Alternative histories are a fun way to find fresh new angles on narratives that have been told over and over, and the Freeform series "Motherland: Fort Salem" is an especially surprising version of a story everyone knows. 

Created by Eliot Laurence, "Motherland: Fort Salem" is set in an America in which the persecution of (real) witches was resolved 300 years ago with an agreement known as the Salem Accords. The U.S. government agreed to end the unfair treatment of witchcraft by forming an elite branch of the military run by witches. From then on, witches are conscripted to train in magical combat and use vocal sounds to enact strong spells. The series follows Raelle Collar (Taylor Hickson), Abigail Bellweather (Ashley Nicole Williams) and Tally Craven (Jessica Sutton), three new recruits at the Fort Salem base, as they get used to life in the army and train to battle a terrorist witch organization, the Spree. 

Over the course of the show's first two seasons — with a third and final season on its way — "Motherland: Fort Salem" continues to develop and expand this magical, alternate world, but some fans have pointed out that the show's depiction of the U.S. Army is very different from the real thing. Here's what the supernatural drama doesn't get right about military life.

The witches dominate the military but don't use traditional weapons

One big difference between the "Motherland: Fort Salem" military and our own is the reliance on technology. Because magic exists in the "Motherland: Fort Salem" universe, weaponry, phones, and other devices are several decades behind the real world. Most of the Fort Salem witches don't even carry guns.

In a Reddit thread on military technology in the show, several commenters noticed that the lack of extensive armory doesn't make sense. U/William_147015 wrote about how "the small number of witches means that an army made out of them would collapse in a war – mostly because there'd be massive stretches of land for an enemy to march through."

Many other Redditors, like u/medvezhonok96, felt that the lack of guns and traditional weapons for witches was partly for "plot armor" so that the characters can't be easily killed. U/papadoc19 also commented that there are "instances in the show where witches have had issues against darts and arrows... so I have major doubts they could handle bullets."

Battle strategies and tactics aren't shown on screen

Another post in the "Motherland: Fort Salem" subreddit by u/lt9946 was titled "Anyone else think this show really needs more military/action scene advisers?" The fan noted that at least in Season 1, the new recruits aren't very experienced, so their defeats make sense. But by the second season, "all these crazy powerful witches are getting taken down so easily."

The user further wrote that "It looks like the witches just make a perimeter and wait for trouble to come at them.

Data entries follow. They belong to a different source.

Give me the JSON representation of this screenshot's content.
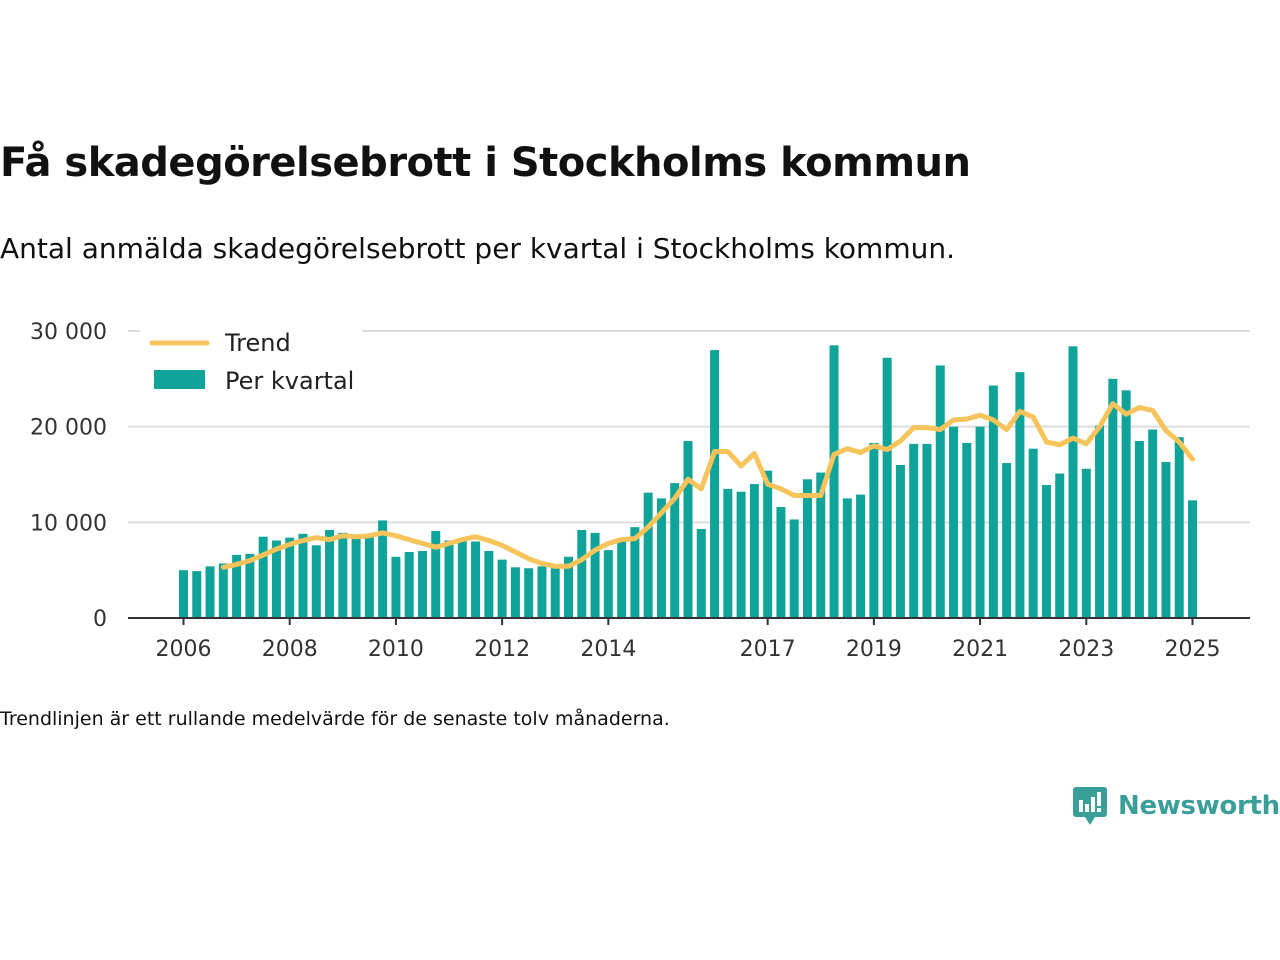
{
  "title": "Få skadegörelsebrott i Stockholms kommun",
  "subtitle": "Antal anmälda skadegörelsebrott per kvartal i Stockholms kommun.",
  "footnote": "Trendlinjen är ett rullande medelvärde för de senaste tolv månaderna.",
  "brand": {
    "name": "Newsworthy",
    "icon": "newsworthy-logo-icon"
  },
  "colors": {
    "bar": "#0fa399",
    "trend": "#f7c35b",
    "grid": "#dddddd",
    "axis": "#333333",
    "brand": "#3a9f98"
  },
  "chart_data": {
    "type": "bar",
    "title": "",
    "xlabel": "",
    "ylabel": "",
    "ylim": [
      0,
      30000
    ],
    "yticks": [
      0,
      10000,
      20000,
      30000
    ],
    "ytick_labels": [
      "0",
      "10 000",
      "20 000",
      "30 000"
    ],
    "xticks": [
      2006,
      2008,
      2010,
      2012,
      2014,
      2017,
      2019,
      2021,
      2023,
      2025
    ],
    "grid": true,
    "legend_position": "top-left",
    "x": [
      2006.0,
      2006.25,
      2006.5,
      2006.75,
      2007.0,
      2007.25,
      2007.5,
      2007.75,
      2008.0,
      2008.25,
      2008.5,
      2008.75,
      2009.0,
      2009.25,
      2009.5,
      2009.75,
      2010.0,
      2010.25,
      2010.5,
      2010.75,
      2011.0,
      2011.25,
      2011.5,
      2011.75,
      2012.0,
      2012.25,
      2012.5,
      2012.75,
      2013.0,
      2013.25,
      2013.5,
      2013.75,
      2014.0,
      2014.25,
      2014.5,
      2014.75,
      2015.0,
      2015.25,
      2015.5,
      2015.75,
      2016.0,
      2016.25,
      2016.5,
      2016.75,
      2017.0,
      2017.25,
      2017.5,
      2017.75,
      2018.0,
      2018.25,
      2018.5,
      2018.75,
      2019.0,
      2019.25,
      2019.5,
      2019.75,
      2020.0,
      2020.25,
      2020.5,
      2020.75,
      2021.0,
      2021.25,
      2021.5,
      2021.75,
      2022.0,
      2022.25,
      2022.5,
      2022.75,
      2023.0,
      2023.25,
      2023.5,
      2023.75,
      2024.0,
      2024.25,
      2024.5,
      2024.75,
      2025.0
    ],
    "series": [
      {
        "name": "Per kvartal",
        "kind": "bar",
        "values": [
          5000,
          4900,
          5400,
          5700,
          6600,
          6700,
          8500,
          8100,
          8400,
          8800,
          7600,
          9200,
          8900,
          8400,
          8600,
          10200,
          6400,
          6900,
          7000,
          9100,
          8100,
          8300,
          8000,
          7000,
          6100,
          5300,
          5200,
          5400,
          5200,
          6400,
          9200,
          8900,
          7100,
          8100,
          9500,
          13100,
          12500,
          14100,
          18500,
          9300,
          28000,
          13500,
          13200,
          14000,
          15400,
          11600,
          10300,
          14500,
          15200,
          28500,
          12500,
          12900,
          18300,
          27200,
          16000,
          18200,
          18200,
          26400,
          20000,
          18300,
          20000,
          24300,
          16200,
          25700,
          17700,
          13900,
          15100,
          28400,
          15600,
          20100,
          25000,
          23800,
          18500,
          19700,
          16300,
          18900,
          12300
        ]
      },
      {
        "name": "Trend",
        "kind": "line",
        "x": [
          2006.75,
          2007.0,
          2007.25,
          2007.5,
          2007.75,
          2008.0,
          2008.25,
          2008.5,
          2008.75,
          2009.0,
          2009.25,
          2009.5,
          2009.75,
          2010.0,
          2010.25,
          2010.5,
          2010.75,
          2011.0,
          2011.25,
          2011.5,
          2011.75,
          2012.0,
          2012.25,
          2012.5,
          2012.75,
          2013.0,
          2013.25,
          2013.5,
          2013.75,
          2014.0,
          2014.25,
          2014.5,
          2014.75,
          2015.0,
          2015.25,
          2015.5,
          2015.75,
          2016.0,
          2016.25,
          2016.5,
          2016.75,
          2017.0,
          2017.25,
          2017.5,
          2017.75,
          2018.0,
          2018.25,
          2018.5,
          2018.75,
          2019.0,
          2019.25,
          2019.5,
          2019.75,
          2020.0,
          2020.25,
          2020.5,
          2020.75,
          2021.0,
          2021.25,
          2021.5,
          2021.75,
          2022.0,
          2022.25,
          2022.5,
          2022.75,
          2023.0,
          2023.25,
          2023.5,
          2023.75,
          2024.0,
          2024.25,
          2024.5,
          2024.75,
          2025.0
        ],
        "values": [
          5300,
          5600,
          6000,
          6600,
          7200,
          7700,
          8100,
          8400,
          8200,
          8600,
          8500,
          8600,
          8900,
          8600,
          8200,
          7800,
          7400,
          7800,
          8200,
          8500,
          8100,
          7600,
          6900,
          6200,
          5700,
          5400,
          5400,
          6100,
          7100,
          7800,
          8200,
          8300,
          9500,
          11000,
          12500,
          14500,
          13500,
          17400,
          17400,
          15900,
          17200,
          14000,
          13500,
          12800,
          12800,
          12800,
          17100,
          17700,
          17300,
          18000,
          17600,
          18500,
          19900,
          19900,
          19700,
          20700,
          20800,
          21200,
          20700,
          19700,
          21600,
          21000,
          18400,
          18100,
          18800,
          18200,
          20000,
          22400,
          21300,
          22000,
          21700,
          19600,
          18400,
          16600
        ]
      }
    ]
  }
}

No stealth attacks, no recon, no repositioning, and they look quite weak against any kind of long distance projectiles." Indeed, for a show about the rigors of military life, "Motherland: Fort Salem" doesn't really depict the use of basic battle strategies, instead only focusing on the witches and the use of their powers in action. 

Another Reddit user and viewer of the show concurred, replying that "As for the tactics, it was one of the first things that stood out to me when they went to the Tarim region. They had zero tactics. It seemed like the Camarilla was more tactical than the Army." As strategy is a key part of the military, fans are surprised that the show completely glosses over it. Luckily, "Motherland: Fort Salem" is coming back for a third and final season (via Freeform), so hopefully the show will showcase more military strategies of the witches in the final bout of episodes.